Each AOP payload consists of an imaging spectrometer, a waveform light detection and ranging (LIDAR) instrument and a high-resolution digital camera. These instruments are mounted in a DeHavilland DHC-6 Twin Otter aircraft that flies at a nominal altitude of 1000 m above ground level (AGL) at a speed of 100 knots. The flight parameters enable meter-scale spectroscopy, decimeter-scale photography, and ~4 points-per-meter discreet and waveform lidar measurements at a sufficient signal-to-noise ratio to retrieve vegetation vertical structure and biogeochemical properties from measured reflectance spectra.
Data collected by the AOP
Data production from the AOP 2016 survey flights is estimated to be 26 Tb of raw L0 data which will yield approximately 100 Tb in L1-L3 data products.
Level 0 data are defined as the raw data records collected directly by the AOP instruments. L0 data are then processed into physical units and placed into a coordinate reference system to produce Level 1 data products.
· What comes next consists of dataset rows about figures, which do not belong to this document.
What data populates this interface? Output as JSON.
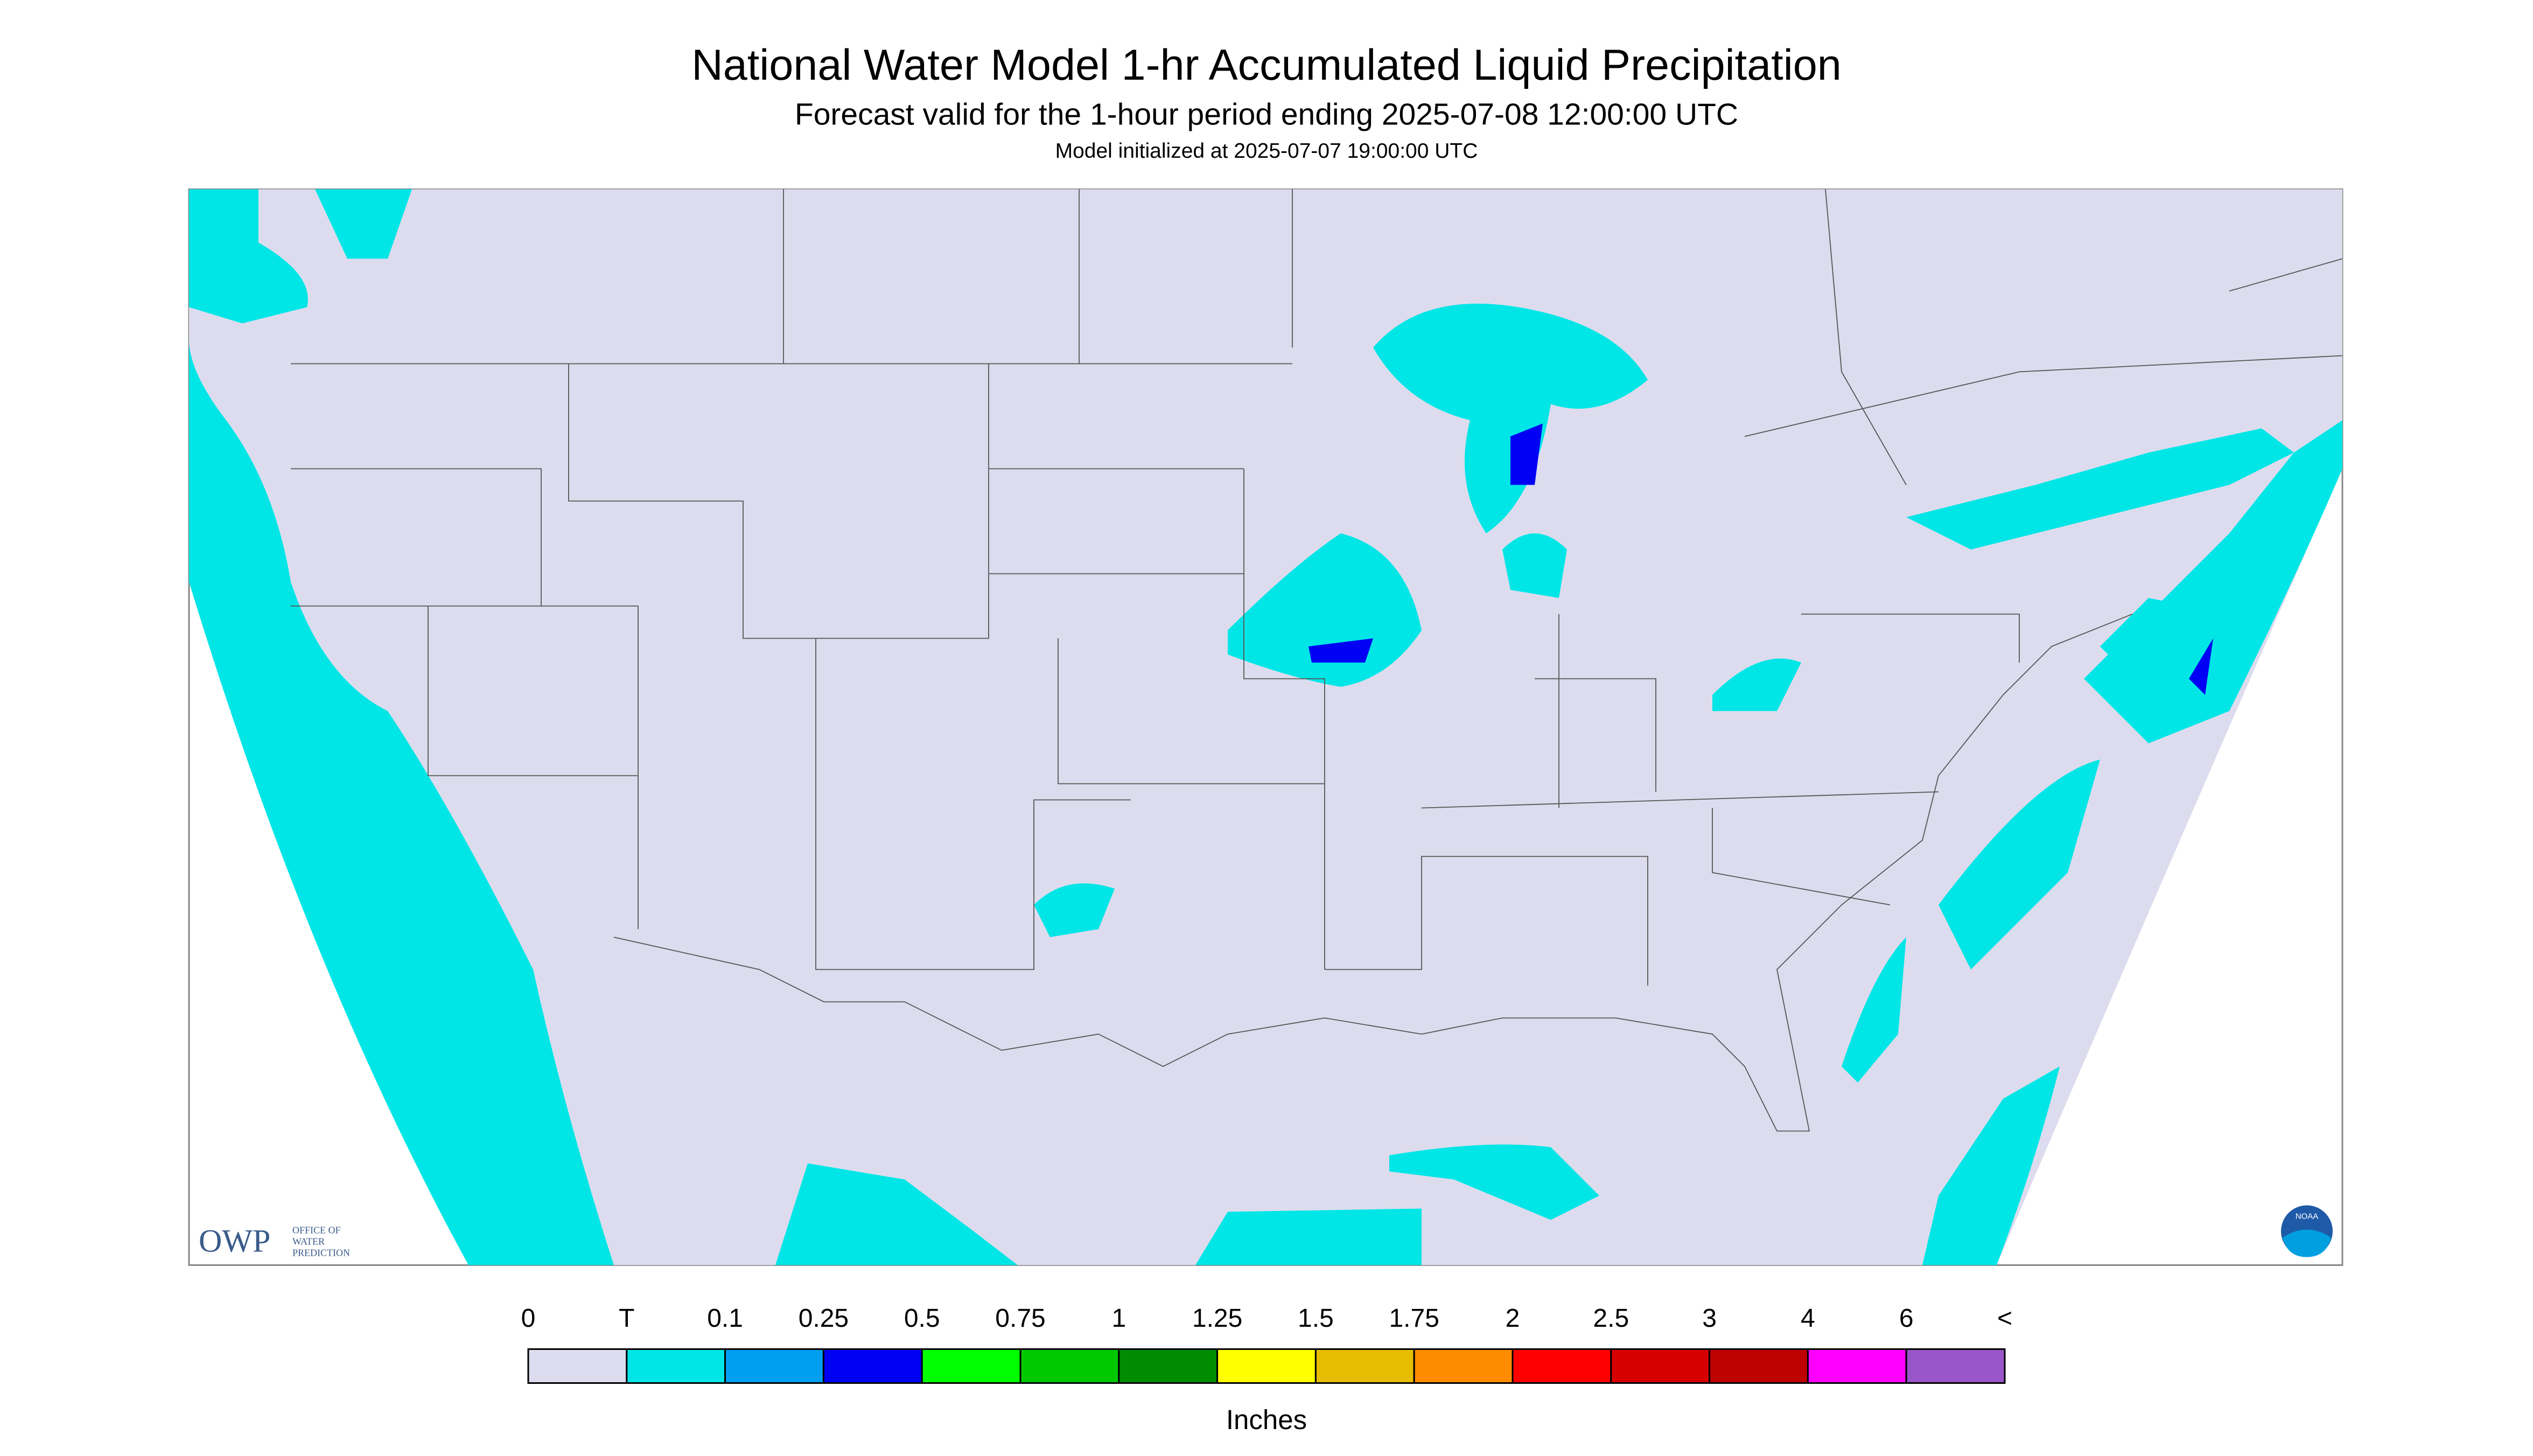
{
  "header": {
    "title": "National Water Model 1-hr Accumulated Liquid Precipitation",
    "subtitle": "Forecast valid for the 1-hour period ending 2025-07-08 12:00:00 UTC",
    "init": "Model initialized at 2025-07-07 19:00:00 UTC"
  },
  "logos": {
    "owp": "OWP",
    "owp_line1": "OFFICE OF",
    "owp_line2": "WATER",
    "owp_line3": "PREDICTION",
    "noaa": "NOAA"
  },
  "legend": {
    "labels": [
      "0",
      "T",
      "0.1",
      "0.25",
      "0.5",
      "0.75",
      "1",
      "1.25",
      "1.5",
      "1.75",
      "2",
      "2.5",
      "3",
      "4",
      "6",
      "<"
    ],
    "colors": [
      "#dcdcee",
      "#00e6e6",
      "#009ff0",
      "#0000f5",
      "#00ff00",
      "#00c800",
      "#008c00",
      "#ffff00",
      "#e6bd00",
      "#ff8c00",
      "#ff0000",
      "#d70000",
      "#bf0000",
      "#ff00ff",
      "#9955c9"
    ],
    "unit": "Inches"
  }
}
Examples of L1 data include orthorectified directional surface reflectance spectrometer data or LiDAR LAS 1.3 point clouds, both delivered by flight line. Level 2 data are derived data products, such as vegetation indices derived from surface reflectance, and are also distributed by flight line. Level 3 data are mosaicked and separated into 1 km by 1 km tiles and may contain data such as directional reflectance or derived data products such as vegetation indices, high resolution camera mosaics, terrain slope and terrain aspect, and others.
As 2016 airborne data become available, you may request these data online. We also have data from previous survey flights already available.
Planning your research in coordination with AOP flights
If you would like to plan research activities on the ground to coincide with AOP surveys of certain areas, please email us to join our mailing list. The NEON AOP flight operations team will email daily reports on the status of flights over each site which will be more accurate than the schedule posted in this article. Although the NEON AOP flight operations team will attempt adherence to the the published schedule, weather and logistical constraints may result in modifications to this plan.
At this time we are unable to accommodate requests for flights over additional areas due to the constraints in our flight campaign schedule. We do anticipate outfitting a payload in 2018 that that will be dedicated to Principal Investigator (PI)-led science flights under a separate process led by NSF.